Lady Elinore explained, “All of the girls take turns in the kitchen, the scullery, and the laundry. As well as earning their keep, they are trained in habits of cleanliness and good, plain cooking.”
The smaller of the girls, a skinny little urchin with dark hair braided in tight pigtails, reemerged from the kitchen carrying two small dishes. On each lay a tiny pat of butter and a dab of reddish jam. She carried them very carefully, as if they were precious or fragile, but the dishes themselves were the same thick and ugly earthenware as the bowls on the table, and the butter was a meager scrape, hardly worth bringing out, in Hope’s opinion. With great deliberation, her tongue thrust between a gap in her teeth as she concentrated on the task, she placed one dish exactly halfway down the second table and another beside the bowl three places from the end on the first. Clearly each butter dish was for a particular girl.
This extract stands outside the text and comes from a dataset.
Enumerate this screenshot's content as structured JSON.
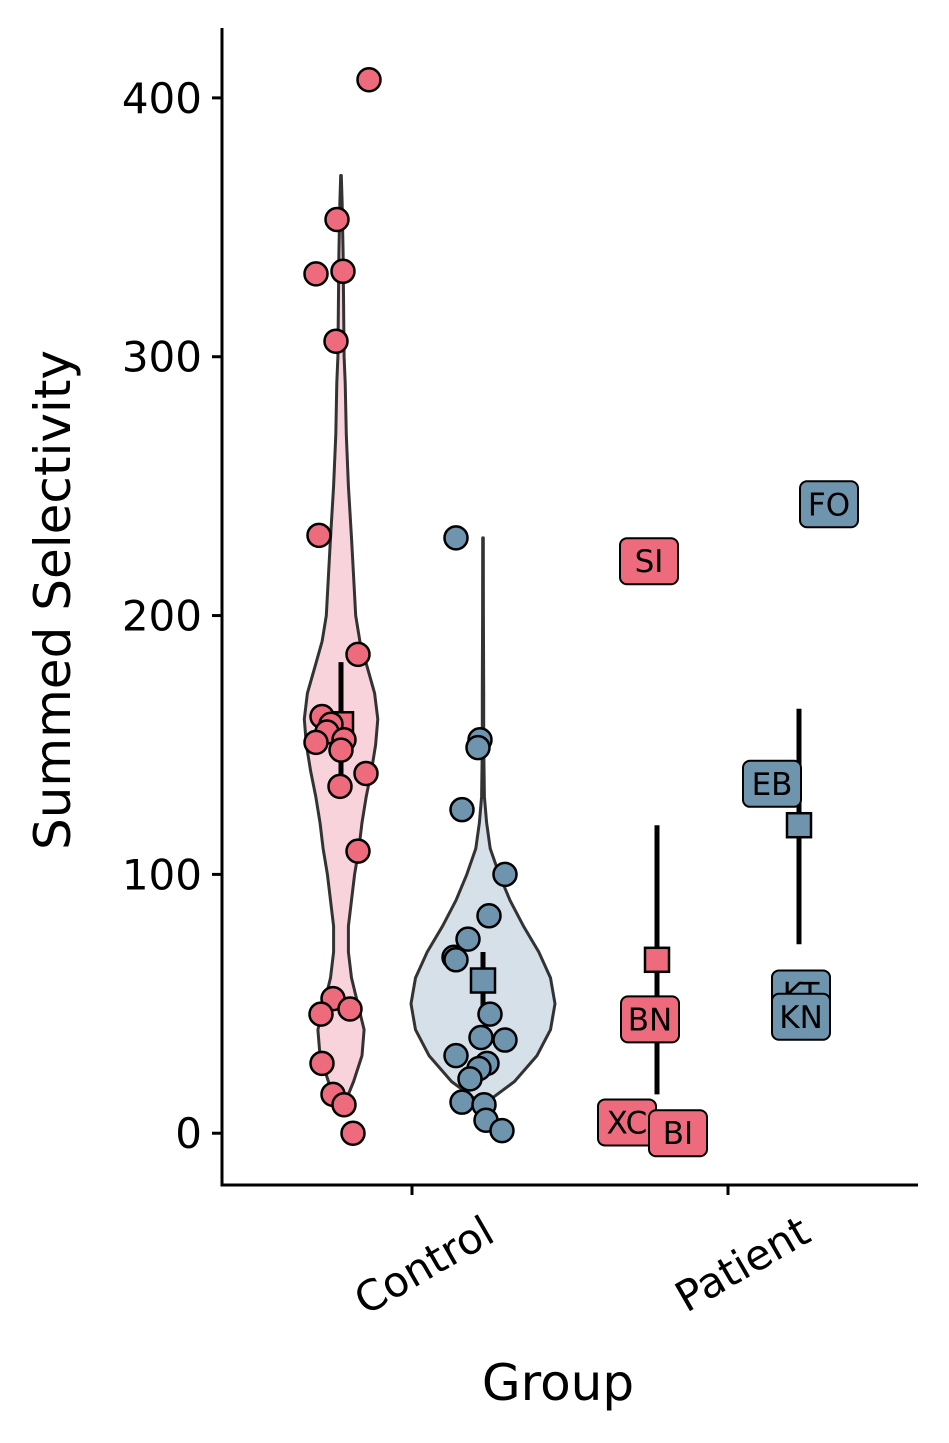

Hope was intrigued. There was barely enough butter and jam on each dish for one small slice of bread. Why would only two girls out of so many merit a scrape of butter and a dollop of jam? A reward system?
The small girl turned to leave. “Excuse me,” called Hope. “Little girl.”
The urchin froze and turned huge, apprehensive eyes on the group of visitors. She glanced nervously at Lady Elinore.
“May I talk to her?” Hope asked Lady Elinore.
“Of course.”
Hope approached the child and knelt down beside her. “How do you do?” she said gently, for the child was anxiously bunching her apron in her fists. “My name is Hope. What’s yours?”